Dossier

Monaco Classic Week - assortiment 
de voiles au vent

Le Yacht club de Monaco avait pris quelques jours afin de jeter un profond coup d'œil dans le passé. La onzième édition de la Monaco Classic Week était l'occasion, pour les plus beaux gréements internationaux, de régater en Principauté.

Ils étaient nombreux à vouloir sauter dans le passé. Tous s'activaient, direction quai Antoine-1er.

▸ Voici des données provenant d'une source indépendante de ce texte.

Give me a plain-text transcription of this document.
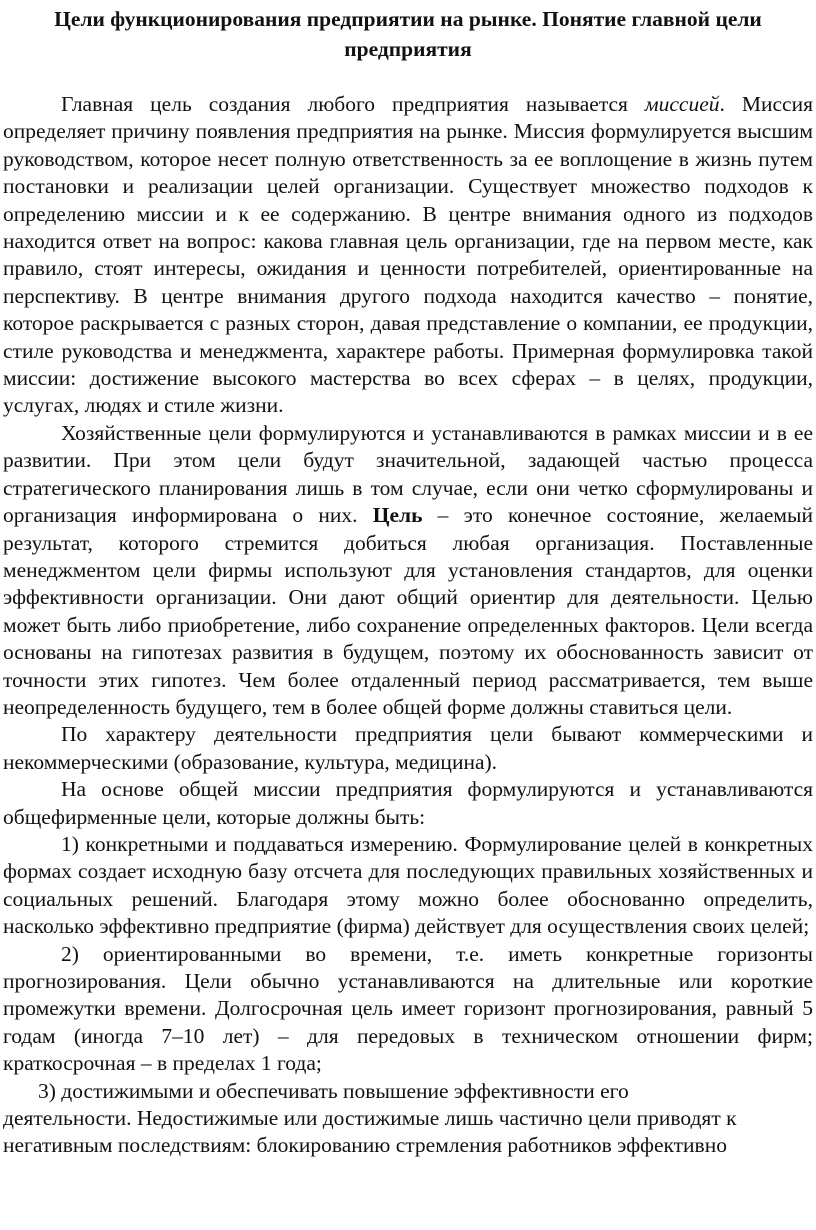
Цели функционирования предприятии на рынке. Понятие главной цели предприятия

Главная цель создания любого предприятия называется миссией. Миссия определяет причину появления предприятия на рынке. Миссия формулируется высшим руководством, которое несет полную ответственность за ее воплощение в жизнь путем постановки и реализации целей организации. Существует множество подходов к определению миссии и к ее содержанию. В центре внимания одного из подходов находится ответ на вопрос: какова главная цель организации, где на первом месте, как правило, стоят интересы, ожидания и ценности потребителей, ориентированные на перспективу. В центре внимания другого подхода находится качество – понятие, которое раскрывается с разных сторон, давая представление о компании, ее продукции, стиле руководства и менеджмента, характере работы. Примерная формулировка такой миссии: достижение высокого мастерства во всех сферах – в целях, продукции, услугах, людях и стиле жизни.

Хозяйственные цели формулируются и устанавливаются в рамках миссии и в ее развитии. При этом цели будут значительной, задающей частью процесса стратегического планирования лишь в том случае, если они четко сформулированы и организация информирована о них. Цель – это конечное состояние, желаемый результат, которого стремится добиться любая организация. Поставленные менеджментом цели фирмы используют для установления стандартов, для оценки эффективности организации. Они дают общий ориентир для деятельности. Целью может быть либо приобретение, либо сохранение определенных факторов. Цели всегда основаны на гипотезах развития в будущем, поэтому их обоснованность зависит от точности этих гипотез. Чем более отдаленный период рассматривается, тем выше неопределенность будущего, тем в более общей форме должны ставиться цели.

По характеру деятельности предприятия цели бывают коммерческими и некоммерческими (образование, культура, медицина).

На основе общей миссии предприятия формулируются и устанавливаются общефирменные цели, которые должны быть:

1) конкретными и поддаваться измерению. Формулирование целей в конкретных формах создает исходную базу отсчета для последующих правильных хозяйственных и социальных решений. Благодаря этому можно более обоснованно определить, насколько эффективно предприятие (фирма) действует для осуществления своих целей;

2) ориентированными во времени, т.е. иметь конкретные горизонты прогнозирования. Цели обычно устанавливаются на длительные или короткие промежутки времени. Долгосрочная цель имеет горизонт прогнозирования, равный 5 годам (иногда 7–10 лет) – для передовых в техническом отношении фирм; краткосрочная – в пределах 1 года;

3) достижимыми и обеспечивать повышение эффективности его
деятельности. Недостижимые или достижимые лишь частично цели приводят к негативным последствиям: блокированию стремления работников эффективно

Amateurs, touristes ou habitués se voyaient irrésistiblement attirés vers les hauts mâts et les voilures écrues. On a l'habitude d'admirer de beaux bâtiments près du Yacht club. Mais la Classic Week est l'une des seules occasions où nos regards se détournent des imposants yachts lustrés et paisibles. On sentait poindre le marin qui est en soi et l'on s'éprenait des cordages sinueux, de ces nœuds d'artistes et des navires dont on sent le mouvement de bascule dans les jambes, lorsqu'on a la chance d'y grimper.

Un air d'époque

La fête nautique biennale s'étirait du 11 au 15 septembre. Un séjour qui projetait le visiteur vers les coutumes marines du XIXe siècle. Avant même d'arriver devant l'enceinte du club, l'œil était ébloui par les canots automobiles de collection au bois foncé et étincelant, exposés sur le port. Prêts à être vendus aux enchères à l'Hôtel des ventes de Monte-Carlo vendredi soir, ils profitaient de la vue sur Monaco. Le public ne pouvait que s'offrir une halte photos devant un tel trésor. Dans la lignée des événements qui se déroulaient autour des régates, il ne fallait pas manquer le concours des chefs, dont le jury était présidé par Alain Ducasse. Les cuisiniers de dix navires ont joué le jeu et tenté d'emballer les papilles du ponte avec un tartare de poisson à leur sauce. C'est finalement le chef Juan Munoz, à bord du voilier Creole, qui a frappé juste.

Le carré d'as

Aux alentours de 11 heures, alors que certains étalaient le miel sur leur tartine, installés sur leur yacht, les équipages des voiliers prêts à régater s'affairaient sur le pont. Le ciel s'annonçait clément et balançait un souffle d'une douzaine de nœuds. Idéal pour envoyer quarante-huit voiliers à l'eau. Répartis en cinq groupes, selon leur taille et leur catégorie, ils allaient fendre la Grande Bleue en passant par Saint-Jean-Cap-Ferrat et Eze-sur-Mer pour revenir à la base monégasque.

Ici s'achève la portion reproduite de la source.